Why should you study deep learning?
Studying deep learning offers immense career opportunities and allows you to be at the forefront of cutting-edge technology in artificial intelligence.
Finding the best deep learning courses to learn online is a crucial step in developing your skills and expertise in this rapidly growing field.

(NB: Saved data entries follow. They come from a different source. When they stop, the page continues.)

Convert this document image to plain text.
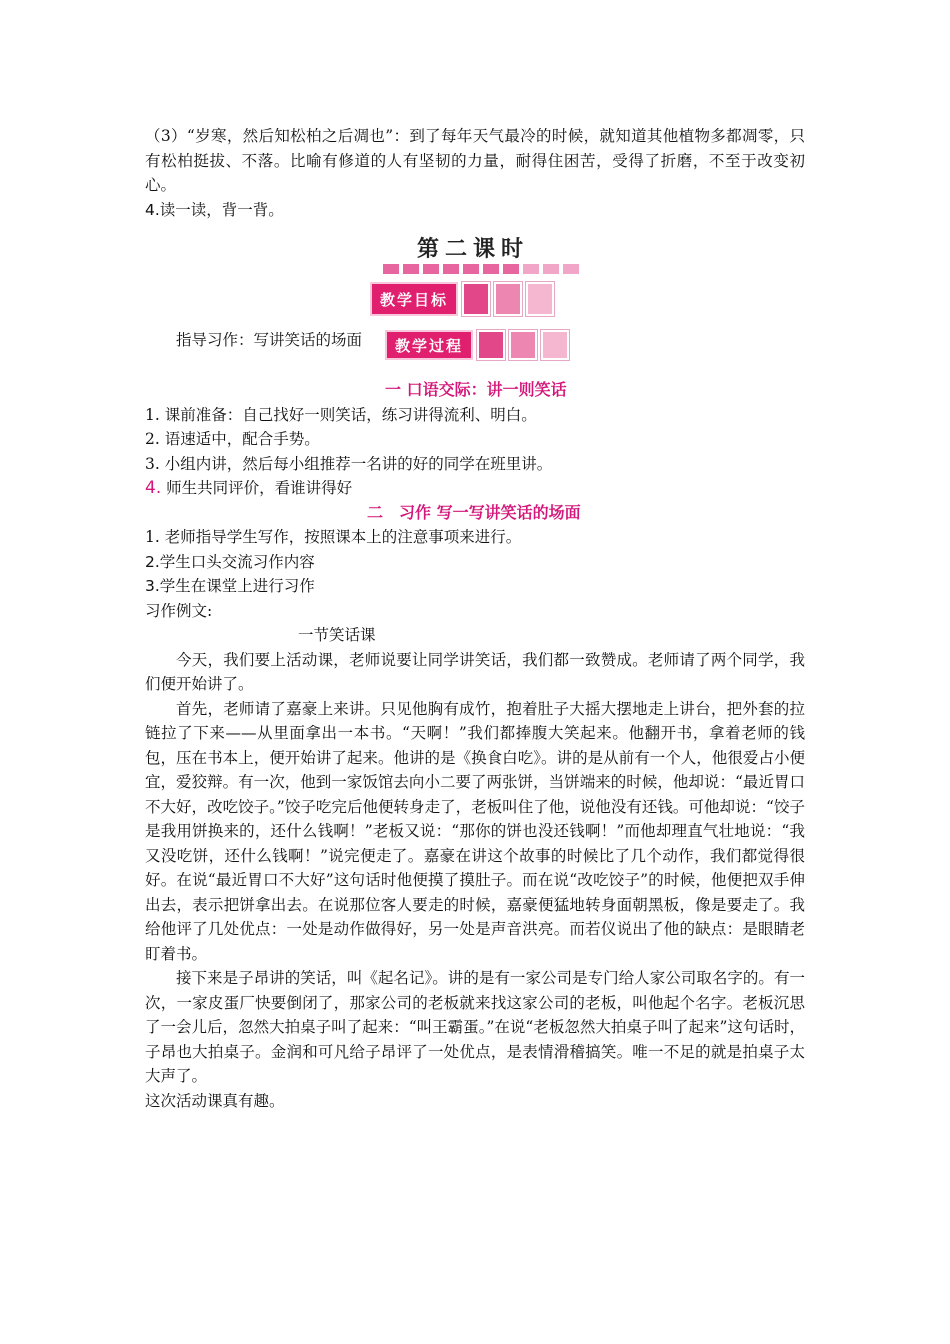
（3）“岁寒，然后知松柏之后凋也”：到了每年天气最冷的时候，就知道其他植物多都凋零，只有松柏挺拔、不落。比喻有修道的人有坚韧的力量，耐得住困苦，受得了折磨，不至于改变初心。

4.读一读，背一背。

第二课时
教学目标

指导习作：写讲笑话的场面	教学过程

一 口语交际：讲一则笑话

1. 课前准备：自己找好一则笑话，练习讲得流利、明白。

2. 语速适中，配合手势。

3. 小组内讲，然后每小组推荐一名讲的好的同学在班里讲。

4. 师生共同评价，看谁讲得好

二　习作 写一写讲笑话的场面

1. 老师指导学生写作，按照课本上的注意事项来进行。

2.学生口头交流习作内容

3.学生在课堂上进行习作

习作例文:

一节笑话课

今天，我们要上活动课，老师说要让同学讲笑话，我们都一致赞成。老师请了两个同学，我们便开始讲了。

首先，老师请了嘉豪上来讲。只见他胸有成竹，抱着肚子大摇大摆地走上讲台，把外套的拉链拉了下来——从里面拿出一本书。“天啊！”我们都捧腹大笑起来。他翻开书，拿着老师的钱包，压在书本上，便开始讲了起来。他讲的是《换食白吃》。讲的是从前有一个人，他很爱占小便宜，爱狡辩。有一次，他到一家饭馆去向小二要了两张饼，当饼端来的时候，他却说：“最近胃口不大好，改吃饺子。”饺子吃完后他便转身走了，老板叫住了他，说他没有还钱。可他却说：“饺子是我用饼换来的，还什么钱啊！”老板又说：“那你的饼也没还钱啊！”而他却理直气壮地说：“我又没吃饼，还什么钱啊！”说完便走了。嘉豪在讲这个故事的时候比了几个动作，我们都觉得很好。在说“最近胃口不大好”这句话时他便摸了摸肚子。而在说“改吃饺子”的时候，他便把双手伸出去，表示把饼拿出去。在说那位客人要走的时候，嘉豪便猛地转身面朝黑板，像是要走了。我给他评了几处优点：一处是动作做得好，另一处是声音洪亮。而若仪说出了他的缺点：是眼睛老盯着书。

接下来是子昂讲的笑话，叫《起名记》。讲的是有一家公司是专门给人家公司取名字的。有一次，一家皮蛋厂快要倒闭了，那家公司的老板就来找这家公司的老板，叫他起个名字。老板沉思了一会儿后，忽然大拍桌子叫了起来：“叫王霸蛋。”在说“老板忽然大拍桌子叫了起来”这句话时，子昂也大拍桌子。金润和可凡给子昂评了一处优点，是表情滑稽搞笑。唯一不足的就是拍桌子太大声了。

这次活动课真有趣。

As organizations recognize the power of leveraging artificial intelligence to extract meaningful insights from complex data, deep learning has become increasingly important in various industries, including healthcare, finance, autonomous vehicles, and more.
The right deep learning course will provide you with a solid foundation in essential concepts, including neural networks, convolutional networks, recurrent networks, and advanced algorithms.
Following this comprehensive review of the best deep learning courses at know it get it, you can make an informed decision and embark on a transformative learning journey.
Remember to assess your goals, prioritize your learning needs, and choose a course that fits your schedule and budget.
Investing in your deep learning education is a wise decision that can open doors to exciting opportunities and enable you to contribute to advancing artificial intelligence.
Embrace the power of deep learning and embark on a path of continuous learning and professional growth.